There’s bad news for seafood lovers, if coastal environmental activists are to be believed. Marine organisms are being slowly poisoned along the Tamil Nadu coast by the numerous power plants and industries, while thousands of fish, crabs and prawns that get sucked into the thermal power plants are boiled to death everyday.
“Thermal power plants are located along the coastline, because most plants now use imported coal that reaches them by ship. They also need huge quantities of water to cool their turbines. Everyday, thousands of gallons of seawater are sucked into the plant, along with all the marine life. Chemicals are added to the water to kill all the marine organisms, which are then filtered out. The water gets heated up within the factory, and is then pumped back into the sea along with all the toxic chemicals and poisoned fish,” explained Debi Goenka, executive trustee of the Conservation Action Trust , Mumbai. “It is estimated that each plant destroys all marine life in the surrounding 100 kilometre radius. Along the Indian coastline, there is a thermal power plant located every 36 kilometres. In some areas – Cuddalore for instance, there are thermal plants located only 5 kilometres from each other,” he said.

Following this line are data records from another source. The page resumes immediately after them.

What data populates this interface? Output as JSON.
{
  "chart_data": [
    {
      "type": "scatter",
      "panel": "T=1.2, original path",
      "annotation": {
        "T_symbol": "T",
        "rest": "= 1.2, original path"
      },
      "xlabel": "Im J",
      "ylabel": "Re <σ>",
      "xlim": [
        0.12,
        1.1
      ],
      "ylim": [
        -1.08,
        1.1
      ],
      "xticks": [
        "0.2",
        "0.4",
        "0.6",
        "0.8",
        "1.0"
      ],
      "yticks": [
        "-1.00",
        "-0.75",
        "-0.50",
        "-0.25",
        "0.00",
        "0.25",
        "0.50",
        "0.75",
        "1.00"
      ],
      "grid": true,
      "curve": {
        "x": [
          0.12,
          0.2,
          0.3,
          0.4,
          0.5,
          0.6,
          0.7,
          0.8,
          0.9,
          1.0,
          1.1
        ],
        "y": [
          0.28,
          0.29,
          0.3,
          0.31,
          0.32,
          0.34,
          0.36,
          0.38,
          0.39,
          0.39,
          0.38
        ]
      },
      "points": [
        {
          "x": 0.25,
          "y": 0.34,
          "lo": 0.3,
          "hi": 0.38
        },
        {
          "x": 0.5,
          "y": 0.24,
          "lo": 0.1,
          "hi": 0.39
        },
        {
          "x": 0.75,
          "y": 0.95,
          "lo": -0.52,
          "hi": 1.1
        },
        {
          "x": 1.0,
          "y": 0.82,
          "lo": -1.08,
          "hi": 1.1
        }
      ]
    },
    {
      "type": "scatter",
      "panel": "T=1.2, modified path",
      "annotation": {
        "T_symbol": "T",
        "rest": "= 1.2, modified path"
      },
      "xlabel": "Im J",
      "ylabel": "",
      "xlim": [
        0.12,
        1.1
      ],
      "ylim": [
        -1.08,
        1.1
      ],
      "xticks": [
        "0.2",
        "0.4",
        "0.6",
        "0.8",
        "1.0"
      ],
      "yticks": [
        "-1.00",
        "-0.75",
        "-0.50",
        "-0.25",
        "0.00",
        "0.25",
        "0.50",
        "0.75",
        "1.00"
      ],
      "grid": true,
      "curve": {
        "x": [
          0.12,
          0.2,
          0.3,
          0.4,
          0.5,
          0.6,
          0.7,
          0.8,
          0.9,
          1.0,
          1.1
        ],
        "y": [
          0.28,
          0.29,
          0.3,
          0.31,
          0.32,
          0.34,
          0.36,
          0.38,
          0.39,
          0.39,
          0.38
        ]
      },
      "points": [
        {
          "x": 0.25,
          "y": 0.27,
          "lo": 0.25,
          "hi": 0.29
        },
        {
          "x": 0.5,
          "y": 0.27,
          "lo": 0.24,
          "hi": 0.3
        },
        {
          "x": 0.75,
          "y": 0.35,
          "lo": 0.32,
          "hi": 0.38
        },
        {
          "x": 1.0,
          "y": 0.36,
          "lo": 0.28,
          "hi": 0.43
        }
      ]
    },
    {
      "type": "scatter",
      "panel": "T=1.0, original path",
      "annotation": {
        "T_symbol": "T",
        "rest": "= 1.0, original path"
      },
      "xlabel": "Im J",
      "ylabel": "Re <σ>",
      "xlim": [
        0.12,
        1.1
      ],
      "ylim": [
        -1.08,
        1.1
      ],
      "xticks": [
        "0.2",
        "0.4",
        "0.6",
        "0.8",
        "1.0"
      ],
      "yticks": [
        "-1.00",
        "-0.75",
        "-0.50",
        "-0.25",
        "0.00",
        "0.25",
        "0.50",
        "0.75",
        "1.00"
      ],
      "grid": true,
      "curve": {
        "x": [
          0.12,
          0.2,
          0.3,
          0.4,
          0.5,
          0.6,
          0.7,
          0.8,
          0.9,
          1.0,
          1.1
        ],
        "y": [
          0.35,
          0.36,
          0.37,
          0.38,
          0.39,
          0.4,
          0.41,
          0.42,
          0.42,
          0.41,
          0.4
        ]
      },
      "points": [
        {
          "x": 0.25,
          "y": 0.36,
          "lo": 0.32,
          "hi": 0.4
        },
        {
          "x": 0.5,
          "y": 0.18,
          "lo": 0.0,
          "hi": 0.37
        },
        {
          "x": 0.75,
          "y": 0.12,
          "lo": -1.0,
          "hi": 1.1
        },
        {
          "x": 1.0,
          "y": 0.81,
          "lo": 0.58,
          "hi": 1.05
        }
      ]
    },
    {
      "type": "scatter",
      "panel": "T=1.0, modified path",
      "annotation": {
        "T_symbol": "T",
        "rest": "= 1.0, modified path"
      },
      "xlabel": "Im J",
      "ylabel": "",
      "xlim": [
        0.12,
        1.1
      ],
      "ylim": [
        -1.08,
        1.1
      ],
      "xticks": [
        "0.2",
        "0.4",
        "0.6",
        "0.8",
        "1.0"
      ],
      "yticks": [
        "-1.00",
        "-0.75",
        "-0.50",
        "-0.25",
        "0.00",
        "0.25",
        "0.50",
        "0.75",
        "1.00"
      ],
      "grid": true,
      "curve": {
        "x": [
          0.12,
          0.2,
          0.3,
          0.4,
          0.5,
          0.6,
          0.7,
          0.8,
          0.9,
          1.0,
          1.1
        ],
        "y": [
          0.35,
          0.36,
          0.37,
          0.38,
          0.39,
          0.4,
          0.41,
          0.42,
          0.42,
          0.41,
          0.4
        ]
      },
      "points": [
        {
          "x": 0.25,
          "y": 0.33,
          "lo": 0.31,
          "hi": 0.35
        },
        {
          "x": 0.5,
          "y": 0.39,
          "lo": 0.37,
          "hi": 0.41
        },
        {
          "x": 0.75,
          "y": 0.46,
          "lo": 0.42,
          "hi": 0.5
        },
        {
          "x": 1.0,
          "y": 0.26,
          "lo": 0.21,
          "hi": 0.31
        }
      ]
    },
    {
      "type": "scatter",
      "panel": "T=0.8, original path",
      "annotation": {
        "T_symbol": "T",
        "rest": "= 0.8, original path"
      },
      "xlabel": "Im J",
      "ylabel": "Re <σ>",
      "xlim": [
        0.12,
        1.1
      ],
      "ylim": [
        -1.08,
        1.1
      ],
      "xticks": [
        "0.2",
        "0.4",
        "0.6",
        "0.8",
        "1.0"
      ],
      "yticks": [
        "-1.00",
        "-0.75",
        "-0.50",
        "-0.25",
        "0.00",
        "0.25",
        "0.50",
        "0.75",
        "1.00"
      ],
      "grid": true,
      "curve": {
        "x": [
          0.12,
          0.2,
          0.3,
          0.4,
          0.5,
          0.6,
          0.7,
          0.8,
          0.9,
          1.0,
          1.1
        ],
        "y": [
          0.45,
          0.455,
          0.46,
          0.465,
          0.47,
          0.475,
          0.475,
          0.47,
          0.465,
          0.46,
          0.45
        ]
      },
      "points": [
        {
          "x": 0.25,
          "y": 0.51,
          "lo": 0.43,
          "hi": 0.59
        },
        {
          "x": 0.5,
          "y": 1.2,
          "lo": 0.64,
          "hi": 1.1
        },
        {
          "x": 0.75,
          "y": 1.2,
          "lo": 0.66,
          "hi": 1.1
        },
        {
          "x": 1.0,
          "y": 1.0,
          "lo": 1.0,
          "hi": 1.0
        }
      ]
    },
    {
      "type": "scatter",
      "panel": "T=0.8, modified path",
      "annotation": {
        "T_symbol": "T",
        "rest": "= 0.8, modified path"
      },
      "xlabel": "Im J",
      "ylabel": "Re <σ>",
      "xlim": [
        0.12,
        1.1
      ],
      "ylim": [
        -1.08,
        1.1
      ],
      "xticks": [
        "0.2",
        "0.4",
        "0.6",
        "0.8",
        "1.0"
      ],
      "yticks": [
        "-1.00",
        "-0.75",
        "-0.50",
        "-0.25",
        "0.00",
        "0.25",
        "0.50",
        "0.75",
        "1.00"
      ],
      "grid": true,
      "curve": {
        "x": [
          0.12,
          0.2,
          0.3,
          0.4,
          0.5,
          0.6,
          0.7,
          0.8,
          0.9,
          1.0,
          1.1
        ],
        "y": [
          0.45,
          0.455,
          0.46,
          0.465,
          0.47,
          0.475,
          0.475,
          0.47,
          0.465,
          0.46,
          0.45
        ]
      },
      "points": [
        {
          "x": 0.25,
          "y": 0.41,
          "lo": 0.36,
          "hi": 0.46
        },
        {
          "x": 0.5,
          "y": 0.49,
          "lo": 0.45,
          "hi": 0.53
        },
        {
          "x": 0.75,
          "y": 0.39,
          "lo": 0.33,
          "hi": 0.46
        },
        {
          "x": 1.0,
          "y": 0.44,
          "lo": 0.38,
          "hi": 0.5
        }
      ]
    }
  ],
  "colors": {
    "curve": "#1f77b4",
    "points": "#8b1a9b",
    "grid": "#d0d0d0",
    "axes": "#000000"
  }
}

Debi Goenka was addressing a large gathering of fishing community leaders at a seminar on the importance of environment assessment notification organised in Chennai on Friday. Coastal conservationists educated the community about the different procedures they could use to save their livelihood, and urged them to make the most of public hearing forums to make their views heard. The Environment Impact Assessment Notification (EIA) was made mandatory in 2006, to address the possible environmental hazards from industries along the coast. However, there are gaping holes in the EIA, which is often a farce, Goenka pointed out. “For instance, when I was fighting against the establishment of a Tata power project along the Maharashtra coast, the EIA report was prepared by another Tata company – TCS. The report was a work of fiction that overlooked so many important points, while covering up all the adverse environmental implications,” he said. “The bigger picture is cleverly covered up – the impact of building a port to receive the imported coal, a desalination plant for freshwater, the building of roads, railway lines, housing colonies, the quarrying of stones to create breakwaters, the transportation of the stones, the resultant air pollution-- the company will never bring up all these issues,” said Goenka.
With the 97 fishing leaders furiously taking notes, Goenka urged the fisherpeople to submit their problems in writing to the ministry of environment. The two-day seminar was organised by the Coastal Action Network and Human Rights Foundation.